Dixie Arrow

Family seeks closure from WWII off NC coast

By Brock Vergakis - Muscatine Journal

Nearly 70 years after Capt. Anders Johanson was killed during World War II off the coast of North Carolina, his family is getting ready to finally pay their last respects.

Johanson was aboard an oil tanker making its way from Texas to New Jersey when a German U-boat fired three torpedoes at the Dixie Arrow on March 26, 1942, bursting thousands of barrels of oil aboard the ship into flames off of North Carolina's Outer Banks. His family will revisit the site of the wreckage Wednesday.

Survivors of the blast who were brought to Norfolk after being plucked from the sea told reporters at the time that Johanson survived long enough to order boats and life rafts launched _ which helped save 22 members of the 33-man-crew _ before being engulfed in searing flames as the ship sank.

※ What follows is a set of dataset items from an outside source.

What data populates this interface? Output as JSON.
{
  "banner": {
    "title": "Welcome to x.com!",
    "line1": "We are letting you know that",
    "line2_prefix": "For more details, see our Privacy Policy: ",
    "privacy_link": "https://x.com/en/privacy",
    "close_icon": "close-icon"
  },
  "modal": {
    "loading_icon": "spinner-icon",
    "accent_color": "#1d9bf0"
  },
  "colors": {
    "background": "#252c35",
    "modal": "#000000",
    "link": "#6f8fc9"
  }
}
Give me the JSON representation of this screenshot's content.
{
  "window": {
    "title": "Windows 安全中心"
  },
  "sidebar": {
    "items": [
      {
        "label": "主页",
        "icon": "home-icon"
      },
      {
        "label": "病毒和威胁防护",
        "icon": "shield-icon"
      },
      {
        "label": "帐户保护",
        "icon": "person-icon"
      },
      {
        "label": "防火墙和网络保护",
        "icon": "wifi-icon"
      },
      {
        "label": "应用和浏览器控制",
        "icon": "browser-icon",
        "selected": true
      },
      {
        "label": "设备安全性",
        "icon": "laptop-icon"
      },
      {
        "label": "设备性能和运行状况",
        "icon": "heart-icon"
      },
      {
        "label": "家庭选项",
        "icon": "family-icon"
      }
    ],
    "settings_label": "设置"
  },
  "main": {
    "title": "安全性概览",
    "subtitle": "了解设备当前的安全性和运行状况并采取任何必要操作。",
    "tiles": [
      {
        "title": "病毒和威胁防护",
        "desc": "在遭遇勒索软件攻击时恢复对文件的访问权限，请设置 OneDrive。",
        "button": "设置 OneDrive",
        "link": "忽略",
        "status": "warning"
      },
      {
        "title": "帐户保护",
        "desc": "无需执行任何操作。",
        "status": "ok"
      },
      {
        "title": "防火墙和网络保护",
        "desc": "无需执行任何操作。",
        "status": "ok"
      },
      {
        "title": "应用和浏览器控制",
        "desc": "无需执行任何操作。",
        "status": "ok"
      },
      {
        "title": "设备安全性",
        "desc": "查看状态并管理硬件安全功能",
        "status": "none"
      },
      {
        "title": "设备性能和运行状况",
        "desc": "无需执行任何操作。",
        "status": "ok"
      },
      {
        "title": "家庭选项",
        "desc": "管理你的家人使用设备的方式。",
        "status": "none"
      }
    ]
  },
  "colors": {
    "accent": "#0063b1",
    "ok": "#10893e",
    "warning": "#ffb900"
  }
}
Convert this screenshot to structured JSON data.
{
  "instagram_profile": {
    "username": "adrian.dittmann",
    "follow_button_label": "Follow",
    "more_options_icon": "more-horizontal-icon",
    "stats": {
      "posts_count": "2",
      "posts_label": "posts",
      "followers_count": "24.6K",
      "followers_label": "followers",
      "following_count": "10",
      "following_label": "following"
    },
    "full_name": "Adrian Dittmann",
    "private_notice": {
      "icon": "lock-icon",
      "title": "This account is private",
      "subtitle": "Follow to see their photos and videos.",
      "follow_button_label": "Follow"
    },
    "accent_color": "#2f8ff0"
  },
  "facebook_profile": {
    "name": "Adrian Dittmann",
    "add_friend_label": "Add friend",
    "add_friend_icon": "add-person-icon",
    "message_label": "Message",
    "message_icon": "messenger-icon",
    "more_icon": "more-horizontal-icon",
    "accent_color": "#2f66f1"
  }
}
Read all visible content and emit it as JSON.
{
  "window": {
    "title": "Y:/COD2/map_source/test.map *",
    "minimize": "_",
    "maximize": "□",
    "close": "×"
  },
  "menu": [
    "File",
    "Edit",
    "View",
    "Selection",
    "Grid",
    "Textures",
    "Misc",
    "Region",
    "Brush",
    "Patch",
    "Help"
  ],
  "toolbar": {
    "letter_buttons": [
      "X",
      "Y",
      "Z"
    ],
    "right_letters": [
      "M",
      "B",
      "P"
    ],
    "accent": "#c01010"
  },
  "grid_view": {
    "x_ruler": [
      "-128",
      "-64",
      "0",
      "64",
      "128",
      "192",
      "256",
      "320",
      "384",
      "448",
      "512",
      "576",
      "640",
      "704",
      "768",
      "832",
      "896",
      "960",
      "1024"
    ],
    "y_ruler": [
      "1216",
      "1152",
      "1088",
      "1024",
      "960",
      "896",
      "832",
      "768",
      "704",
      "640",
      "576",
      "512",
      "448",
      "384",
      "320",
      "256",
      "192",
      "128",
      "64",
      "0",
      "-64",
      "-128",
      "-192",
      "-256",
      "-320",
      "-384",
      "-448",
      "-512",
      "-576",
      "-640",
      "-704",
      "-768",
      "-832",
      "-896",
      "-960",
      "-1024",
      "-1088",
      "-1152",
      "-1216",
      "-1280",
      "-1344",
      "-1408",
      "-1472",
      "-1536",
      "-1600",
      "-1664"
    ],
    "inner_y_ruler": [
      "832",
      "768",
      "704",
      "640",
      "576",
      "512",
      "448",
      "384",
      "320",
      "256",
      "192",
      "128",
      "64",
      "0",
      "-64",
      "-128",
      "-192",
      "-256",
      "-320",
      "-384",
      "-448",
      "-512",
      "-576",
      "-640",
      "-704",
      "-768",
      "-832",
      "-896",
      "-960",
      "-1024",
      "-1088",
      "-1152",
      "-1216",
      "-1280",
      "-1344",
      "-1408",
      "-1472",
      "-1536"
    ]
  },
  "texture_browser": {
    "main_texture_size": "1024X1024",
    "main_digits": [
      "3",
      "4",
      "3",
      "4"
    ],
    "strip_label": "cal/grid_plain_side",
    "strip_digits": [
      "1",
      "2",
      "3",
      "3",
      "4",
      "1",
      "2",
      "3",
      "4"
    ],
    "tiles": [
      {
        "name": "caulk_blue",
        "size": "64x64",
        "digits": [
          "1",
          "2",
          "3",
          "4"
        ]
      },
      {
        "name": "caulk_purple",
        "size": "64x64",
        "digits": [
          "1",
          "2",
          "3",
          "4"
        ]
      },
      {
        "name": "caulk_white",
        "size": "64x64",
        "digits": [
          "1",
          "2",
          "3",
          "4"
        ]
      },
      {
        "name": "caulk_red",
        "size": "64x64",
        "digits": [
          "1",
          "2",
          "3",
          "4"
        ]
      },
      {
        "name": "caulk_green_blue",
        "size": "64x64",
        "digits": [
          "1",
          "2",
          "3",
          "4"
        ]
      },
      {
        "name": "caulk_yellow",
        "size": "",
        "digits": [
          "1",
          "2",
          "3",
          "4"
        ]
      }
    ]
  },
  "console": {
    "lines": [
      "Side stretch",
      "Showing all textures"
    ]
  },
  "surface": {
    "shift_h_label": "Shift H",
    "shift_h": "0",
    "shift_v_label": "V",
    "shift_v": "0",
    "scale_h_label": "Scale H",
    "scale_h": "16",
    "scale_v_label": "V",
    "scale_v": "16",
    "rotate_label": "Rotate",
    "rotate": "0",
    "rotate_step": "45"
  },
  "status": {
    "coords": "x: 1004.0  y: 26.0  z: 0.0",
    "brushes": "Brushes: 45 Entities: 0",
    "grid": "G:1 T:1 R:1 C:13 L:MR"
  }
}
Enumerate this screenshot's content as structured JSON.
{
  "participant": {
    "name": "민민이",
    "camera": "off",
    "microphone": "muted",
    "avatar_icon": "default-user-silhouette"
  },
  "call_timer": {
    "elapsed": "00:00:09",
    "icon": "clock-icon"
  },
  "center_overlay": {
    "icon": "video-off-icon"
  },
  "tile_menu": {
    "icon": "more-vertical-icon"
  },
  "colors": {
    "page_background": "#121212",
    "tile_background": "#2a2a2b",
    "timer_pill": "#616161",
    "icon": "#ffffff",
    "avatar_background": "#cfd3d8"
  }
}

His body was never recovered.

More than half a century later, his family is still trying to come to terms with his death.

"He stopped in Jacksonville (Fla.) and asked for a destroyer escort and the destroyer came out and said, `Sorry brother, everything's OK. Don't worry about it," said Johanson's grandson, Dale Revels of Orlando, Fla., who along with his mother and uncle will be visiting the wreckage site for the first time as the guests of federal researchers examine World War II wrecks.

"It was basically a personality failure of the American Navy."

Johanson never received the public recognition that so many others who lost their lives in World War II did. There was no funeral for his wife and two young children to honor the Swedish immigrant, who was on his last cruise for the Merchant Marine before rejoining his family in Brooklyn, N.Y.

Johanson's family struggled in the chaos after his death. They were uprooted from New York and had to stay with family in Beaumont, Texas before a family death there left them with no home. They stayed at boarding home in New Orleans before eventually moving in with other family in Belleview, Fla., where questions for the newcomers were constant.

"When I was going through high school, I didn't have a father. During that time everybody seemed to have a mother and a father and people would ask me, `Where's your father?'" said Johanson's daughter, Jeanne Johanson Revels, now 83 and living in Port Orange, Fla.

"They had this big campaign about loose lips sink ships in 1942 during World War II. Those two men came to see my mother said we couldn't say anything about it. I guess it was classified information and you couldn't talk about it at all."